Operations need a more convenient and efficient alternative to managing custom scripts and a mashup of disparate tools. In addition to tools that help manage​ infrastructure, networks and OS, Operations needs coverage for the entire application cluster, prioritizing availability, resilience and long-term maintenance.

Pain #3: The costs and risks of downtime using the wrong solutions are higher than ever

What makes a great user experience today? The list is long, but probably would start with Responsiveness (aka availability). At this very moment, your customers are doing everything they can to stretch your systems to the limit, and they don’t want to wait. In an age when extreme loads on servers make downtime more likely, it’s also more expensive than ever before. Here is some data on the real-life costs of service downtime:

  • Gartner published that the industry-recognized average cost of downtime is equivalent to roughly $5,600 each minute (over $300,000 per hour)

  • Avaya’s 2013 survey of over 200 IT professionals in large companies revealed that 80% of them lost revenue during downtime—the average was approximately $140,000 per hour, with financial sector companies losing an average of $540,000 per hour

For all the cost that goes with it, achieving 99.999% availability is prohibitively expensive for most enterprises. Monolithic system architectures cannot be up 100%; many of us remember how Knight Capital lost $440 million due to incorrectly processed trades during a failed deployment, killing the entire company in just 30 minutes.
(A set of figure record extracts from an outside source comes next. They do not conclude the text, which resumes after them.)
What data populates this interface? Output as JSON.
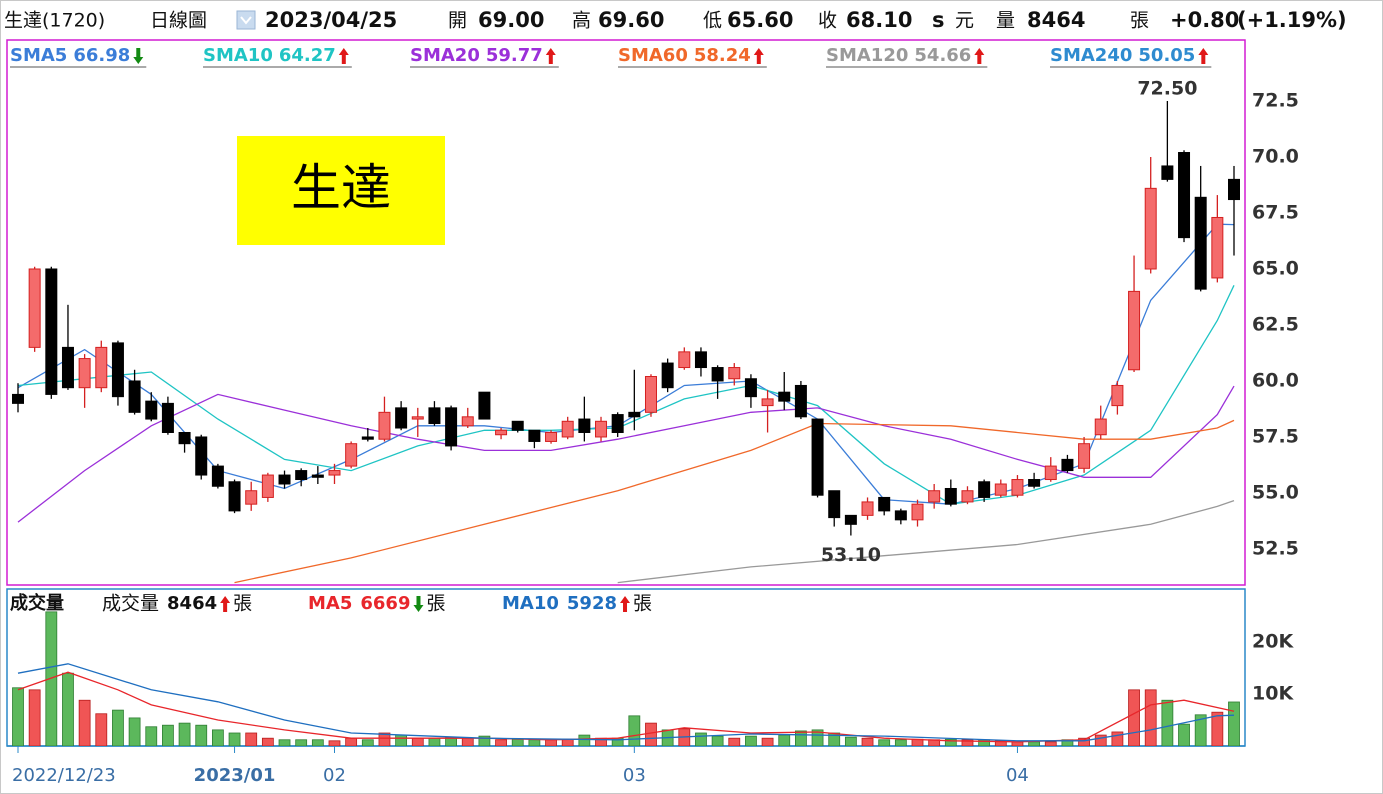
{
  "header": {
    "name": "生達(1720)",
    "chart_type": "日線圖",
    "date": "2023/04/25",
    "open_label": "開",
    "open": "69.00",
    "high_label": "高",
    "high": "69.60",
    "low_label": "低",
    "low": "65.60",
    "close_label": "收",
    "close": "68.10",
    "s_label": "s",
    "unit": "元",
    "volume_label": "量",
    "volume": "8464",
    "volume_unit": "張",
    "change": "+0.80",
    "change_pct": "(+1.19%)"
  },
  "stock_tag": "生達",
  "chart_data": {
    "type": "candlestick",
    "categories": [
      "2022/12/23",
      null,
      null,
      null,
      null,
      null,
      null,
      null,
      null,
      null,
      null,
      null,
      null,
      "2023/01",
      null,
      null,
      null,
      null,
      null,
      "02",
      null,
      null,
      null,
      null,
      null,
      null,
      null,
      null,
      null,
      null,
      null,
      null,
      null,
      null,
      null,
      null,
      null,
      "03",
      null,
      null,
      null,
      null,
      null,
      null,
      null,
      null,
      null,
      null,
      null,
      null,
      null,
      null,
      null,
      null,
      null,
      null,
      null,
      null,
      null,
      null,
      "04",
      null,
      null,
      null,
      null,
      null,
      null,
      null,
      null,
      null,
      null,
      null,
      null,
      null
    ],
    "open": [
      59.4,
      61.5,
      65.0,
      61.5,
      59.7,
      59.7,
      61.7,
      60.0,
      59.1,
      59.0,
      57.7,
      57.5,
      56.2,
      55.5,
      54.5,
      54.8,
      55.8,
      56.0,
      55.8,
      55.8,
      56.2,
      57.5,
      57.4,
      58.8,
      58.3,
      58.8,
      58.8,
      58.0,
      59.5,
      57.6,
      58.2,
      57.8,
      57.3,
      57.5,
      58.3,
      57.5,
      58.5,
      58.6,
      58.6,
      60.8,
      60.6,
      61.3,
      60.6,
      60.1,
      60.1,
      58.9,
      59.5,
      59.8,
      58.3,
      55.1,
      54.0,
      54.0,
      54.8,
      54.2,
      53.8,
      54.6,
      55.2,
      54.6,
      55.5,
      54.9,
      54.9,
      55.6,
      55.6,
      56.5,
      56.1,
      57.6,
      58.9,
      60.5,
      65.0,
      69.6,
      70.2,
      68.2,
      64.6,
      69.0
    ],
    "high": [
      59.9,
      65.1,
      65.1,
      63.4,
      61.2,
      61.8,
      61.8,
      60.5,
      59.5,
      59.3,
      57.7,
      57.6,
      56.3,
      55.6,
      55.5,
      55.9,
      56.0,
      56.1,
      56.2,
      56.3,
      57.3,
      57.9,
      59.3,
      59.1,
      58.8,
      59.1,
      58.9,
      58.8,
      59.5,
      57.9,
      58.2,
      57.8,
      57.8,
      58.4,
      59.3,
      58.4,
      58.6,
      60.5,
      60.3,
      61.0,
      61.5,
      61.5,
      60.7,
      60.8,
      60.3,
      59.6,
      60.4,
      60.0,
      58.3,
      55.1,
      54.0,
      54.8,
      54.8,
      54.3,
      54.7,
      55.4,
      55.6,
      55.3,
      55.6,
      55.6,
      55.8,
      55.9,
      56.6,
      56.7,
      57.5,
      58.9,
      60.0,
      65.6,
      70.0,
      72.5,
      70.3,
      69.6,
      68.3,
      69.6
    ],
    "low": [
      58.6,
      61.3,
      59.2,
      59.6,
      58.8,
      59.5,
      58.9,
      58.5,
      58.2,
      57.6,
      56.8,
      55.6,
      55.2,
      54.1,
      54.2,
      54.6,
      55.2,
      55.3,
      55.4,
      55.4,
      56.1,
      57.3,
      57.3,
      57.8,
      57.5,
      58.0,
      56.9,
      57.9,
      58.3,
      57.4,
      57.7,
      57.0,
      57.2,
      57.4,
      57.3,
      57.3,
      57.5,
      57.8,
      58.4,
      59.5,
      60.5,
      60.2,
      59.2,
      59.8,
      58.8,
      57.7,
      58.7,
      58.3,
      54.8,
      53.5,
      53.1,
      53.8,
      54.0,
      53.6,
      53.5,
      54.3,
      54.4,
      54.5,
      54.6,
      54.8,
      54.8,
      55.2,
      55.5,
      55.9,
      55.9,
      57.4,
      58.5,
      60.4,
      64.8,
      68.9,
      66.2,
      64.0,
      64.4,
      65.6
    ],
    "close": [
      59.0,
      65.0,
      59.4,
      59.7,
      61.0,
      61.5,
      59.3,
      58.6,
      58.3,
      57.7,
      57.2,
      55.8,
      55.3,
      54.2,
      55.1,
      55.8,
      55.4,
      55.6,
      55.7,
      56.0,
      57.2,
      57.4,
      58.6,
      57.9,
      58.4,
      58.1,
      57.1,
      58.4,
      58.3,
      57.8,
      57.8,
      57.3,
      57.7,
      58.2,
      57.7,
      58.2,
      57.7,
      58.4,
      60.2,
      59.7,
      61.3,
      60.6,
      60.0,
      60.6,
      59.3,
      59.2,
      59.1,
      58.4,
      54.9,
      53.9,
      53.6,
      54.6,
      54.2,
      53.8,
      54.5,
      55.1,
      54.5,
      55.1,
      54.8,
      55.4,
      55.6,
      55.3,
      56.2,
      56.0,
      57.2,
      58.3,
      59.8,
      64.0,
      68.6,
      69.0,
      66.4,
      64.1,
      67.3,
      68.1
    ],
    "up_color": "#f46b6b",
    "down_color": "#000000",
    "ylim": [
      50.9,
      75.25
    ],
    "yticks": [
      {
        "value": 52.5,
        "label": "52.5"
      },
      {
        "value": 55,
        "label": "55.0"
      },
      57.5,
      {
        "value": 60,
        "label": "60.0"
      },
      62.5,
      {
        "value": 65,
        "label": "65.0"
      },
      67.5,
      {
        "value": 70,
        "label": "70.0"
      },
      72.5
    ],
    "annotations": [
      {
        "label": "72.50",
        "x": 69,
        "value": 72.5,
        "position": "above"
      },
      {
        "label": "53.10",
        "x": 50,
        "value": 53.1,
        "position": "below"
      }
    ],
    "overlays": [
      {
        "name": "SMA5",
        "color": "#3b7dd8",
        "trend": "down",
        "x": [
          0,
          4,
          8,
          12,
          16,
          20,
          24,
          28,
          32,
          36,
          40,
          44,
          48,
          52,
          56,
          60,
          64,
          68,
          72,
          73
        ],
        "values": [
          59.7,
          61.4,
          59.4,
          56.0,
          55.2,
          56.5,
          58.0,
          58.0,
          57.7,
          58.0,
          59.8,
          60.0,
          58.3,
          54.7,
          54.5,
          55.2,
          56.3,
          63.6,
          67.0,
          66.98
        ]
      },
      {
        "name": "SMA10",
        "color": "#1fc4c4",
        "trend": "up",
        "x": [
          0,
          4,
          8,
          12,
          16,
          20,
          24,
          28,
          32,
          36,
          40,
          44,
          48,
          52,
          56,
          60,
          64,
          68,
          72,
          73
        ],
        "values": [
          59.8,
          60.1,
          60.4,
          58.3,
          56.5,
          56.0,
          57.1,
          57.8,
          57.8,
          57.9,
          59.2,
          59.8,
          58.9,
          56.3,
          54.5,
          54.9,
          55.8,
          57.8,
          62.7,
          64.27
        ]
      },
      {
        "name": "SMA20",
        "color": "#9b30d9",
        "trend": "up",
        "x": [
          0,
          4,
          8,
          12,
          16,
          20,
          24,
          28,
          32,
          36,
          40,
          44,
          48,
          52,
          56,
          60,
          64,
          68,
          72,
          73
        ],
        "values": [
          53.7,
          56.0,
          58.0,
          59.4,
          58.7,
          58.0,
          57.4,
          56.9,
          56.9,
          57.4,
          58.0,
          58.6,
          58.8,
          58.0,
          57.4,
          56.5,
          55.7,
          55.7,
          58.5,
          59.77
        ]
      },
      {
        "name": "SMA60",
        "color": "#f0682a",
        "trend": "up",
        "x": [
          13,
          20,
          28,
          36,
          44,
          48,
          56,
          64,
          68,
          72,
          73
        ],
        "values": [
          51.0,
          52.1,
          53.6,
          55.1,
          56.9,
          58.1,
          58.0,
          57.4,
          57.4,
          57.9,
          58.24
        ]
      },
      {
        "name": "SMA120",
        "color": "#999999",
        "trend": "up",
        "x": [
          36,
          44,
          52,
          60,
          68,
          72,
          73
        ],
        "values": [
          51.0,
          51.7,
          52.2,
          52.7,
          53.6,
          54.4,
          54.66
        ]
      },
      {
        "name": "SMA240",
        "color": "#2e8bd0",
        "trend": "up",
        "x": [
          73
        ],
        "values": [
          50.05
        ]
      }
    ],
    "volume": {
      "title": "成交量",
      "name": "成交量",
      "unit": "張",
      "trend": "up",
      "values": [
        11200,
        10800,
        25800,
        14000,
        8800,
        6200,
        6900,
        5400,
        3700,
        4000,
        4400,
        4000,
        3100,
        2500,
        2500,
        1500,
        1200,
        1200,
        1200,
        1000,
        1500,
        1200,
        2500,
        2100,
        1500,
        1500,
        1700,
        1500,
        1900,
        1200,
        1300,
        1200,
        1200,
        1300,
        2100,
        1500,
        1500,
        5800,
        4400,
        3100,
        3300,
        2500,
        1900,
        1500,
        1900,
        1500,
        2100,
        2900,
        3100,
        2500,
        1700,
        1500,
        1200,
        1200,
        1300,
        1200,
        1300,
        1200,
        1200,
        1000,
        800,
        800,
        800,
        1200,
        1500,
        2100,
        2700,
        10800,
        10800,
        8800,
        4200,
        6000,
        6500,
        8464
      ],
      "up_color": "#f05555",
      "down_color": "#5cb85c",
      "ylim": [
        0,
        30000
      ],
      "yticks": [
        {
          "value": 10000,
          "label": "10K"
        },
        {
          "value": 20000,
          "label": "20K"
        }
      ],
      "series": [
        {
          "name": "MA5",
          "color": "#e8262b",
          "trend": "down",
          "x": [
            0,
            3,
            6,
            8,
            12,
            16,
            20,
            24,
            28,
            32,
            36,
            40,
            44,
            48,
            52,
            56,
            60,
            64,
            68,
            70,
            73
          ],
          "values": [
            10800,
            14200,
            10800,
            7900,
            5000,
            3100,
            1500,
            1500,
            1500,
            1200,
            1500,
            3500,
            2500,
            2700,
            1500,
            1000,
            800,
            1200,
            7900,
            8800,
            6669
          ]
        },
        {
          "name": "MA10",
          "color": "#1f6fc0",
          "trend": "up",
          "x": [
            0,
            3,
            8,
            12,
            16,
            20,
            28,
            36,
            44,
            52,
            60,
            64,
            68,
            72,
            73
          ],
          "values": [
            14000,
            15800,
            10800,
            8500,
            5000,
            2500,
            1500,
            1200,
            2300,
            1900,
            1000,
            1000,
            3100,
            5800,
            5928
          ]
        }
      ]
    }
  }
}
Reactive applications managed are designed with the understanding that they will often fail--but gracefully, isolating and replicating faulty instances while maintaining system responsiveness, resilience and elasticity.​

Final thoughts

It’s not secret that the demands placed on systems are ruthless nowadays. Starting with global expansion in mobile technology and continuing now with IoT, Operations deals with exponentially greater loads; yet for all their efforts, services provided by airlines, banks, retailers and telecommunications providers are still perceived to be sluggish.

If enterprise development teams continue to build Reactive applications based on distributed microservice-based architectures without a convenient, simple way of deploying and managing them in production, Operations will continue to face the three pains described above.